Dave Evans was hoping to premiere his feature documentary My Grandfather the Spy during his hometown festival but delays in the final edit mean it won’t be ready in time.
Funded by Ffilm Cymru Wales and BBC Wales and executive produced by Oscar-nominated, Emmy award winner André Singer, the film follows his quest to discover the facts behind his grandad’s disappearance almost 40 years ago.
The search takes him on an extraordinary journey from the valleys to Cold War Bulgaria and the heart of the international jet set.
“To see my family story on the screen is really important,” he said.

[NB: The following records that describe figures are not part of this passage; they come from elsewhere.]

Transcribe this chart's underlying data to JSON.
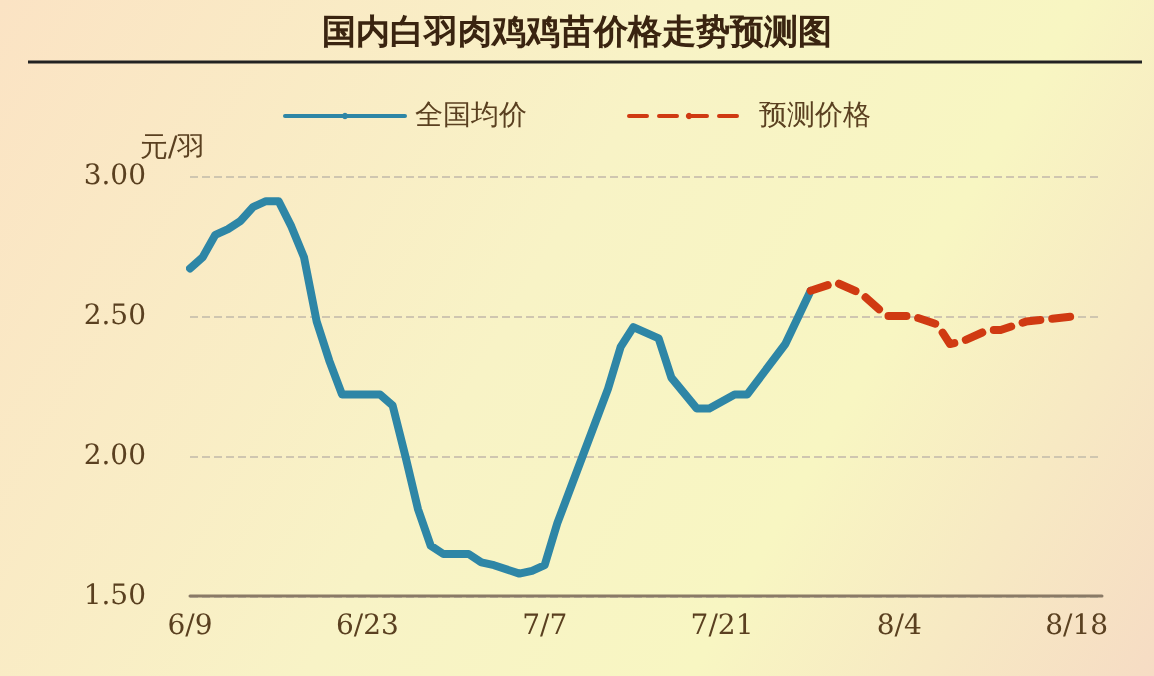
{
  "chart_data": {
    "type": "line",
    "title": "国内白羽肉鸡鸡苗价格走势预测图",
    "ylabel": "元/羽",
    "xlim": [
      "--06-09",
      "--08-20"
    ],
    "xticks": [
      {
        "value": "--06-09",
        "label": "6/9"
      },
      {
        "value": "--06-23",
        "label": "6/23"
      },
      {
        "value": "--07-07",
        "label": "7/7"
      },
      {
        "value": "--07-21",
        "label": "7/21"
      },
      {
        "value": "--08-04",
        "label": "8/4"
      },
      {
        "value": "--08-18",
        "label": "8/18"
      }
    ],
    "ylim": [
      1.5,
      3.0
    ],
    "yticks": [
      {
        "value": 1.5,
        "label": "1.50"
      },
      {
        "value": 2.0,
        "label": "2.00"
      },
      {
        "value": 2.5,
        "label": "2.50"
      },
      {
        "value": 3.0,
        "label": "3.00"
      }
    ],
    "grid": "y",
    "legend": "top",
    "marker": "none",
    "series": [
      {
        "name": "全国均价",
        "color": "#2e86a6",
        "line_style": "solid",
        "x": [
          "--06-09",
          "--06-10",
          "--06-11",
          "--06-12",
          "--06-13",
          "--06-14",
          "--06-15",
          "--06-16",
          "--06-17",
          "--06-18",
          "--06-19",
          "--06-20",
          "--06-21",
          "--06-22",
          "--06-24",
          "--06-25",
          "--06-26",
          "--06-27",
          "--06-28",
          "--06-29",
          "--07-01",
          "--07-02",
          "--07-03",
          "--07-05",
          "--07-06",
          "--07-07",
          "--07-08",
          "--07-10",
          "--07-12",
          "--07-13",
          "--07-14",
          "--07-16",
          "--07-17",
          "--07-19",
          "--07-20",
          "--07-22",
          "--07-23",
          "--07-26",
          "--07-28"
        ],
        "values": [
          2.67,
          2.71,
          2.79,
          2.81,
          2.84,
          2.89,
          2.91,
          2.91,
          2.82,
          2.71,
          2.48,
          2.34,
          2.22,
          2.22,
          2.22,
          2.18,
          2.0,
          1.81,
          1.68,
          1.65,
          1.65,
          1.62,
          1.61,
          1.58,
          1.59,
          1.61,
          1.76,
          2.0,
          2.24,
          2.39,
          2.46,
          2.42,
          2.28,
          2.17,
          2.17,
          2.22,
          2.22,
          2.4,
          2.59
        ]
      },
      {
        "name": "预测价格",
        "color": "#d03a12",
        "line_style": "dashed",
        "x": [
          "--07-28",
          "--07-30",
          "--08-01",
          "--08-03",
          "--08-05",
          "--08-07",
          "--08-08",
          "--08-09",
          "--08-11",
          "--08-12",
          "--08-14",
          "--08-18"
        ],
        "values": [
          2.59,
          2.62,
          2.58,
          2.5,
          2.5,
          2.47,
          2.4,
          2.41,
          2.45,
          2.45,
          2.48,
          2.5
        ]
      }
    ]
  }
}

“I am really conscious when doing it that you don’t often see representations of people like my family, people from the south Wales valleys on screen, so I think that’s a really important element of the festival which is to try to inspire people to tell the stories which are all around us.”
The film will be the subject of a special workshop on the final day of the festival.
The event also showcases Welsh language films and includes contributions from as far afield as Russia, Argentina and Turkey.
There are networking events and parties across the town during the festival and pop-up screenings along the High Street, Blackwood Miners Institute and at Maxime, Wales’ oldest cinema.
A ticket for all three days is just £15.00 from the box-office on 01495 227206, including access to all screenings, panel discussions, and networking events. Individual screenings are £4 on the door.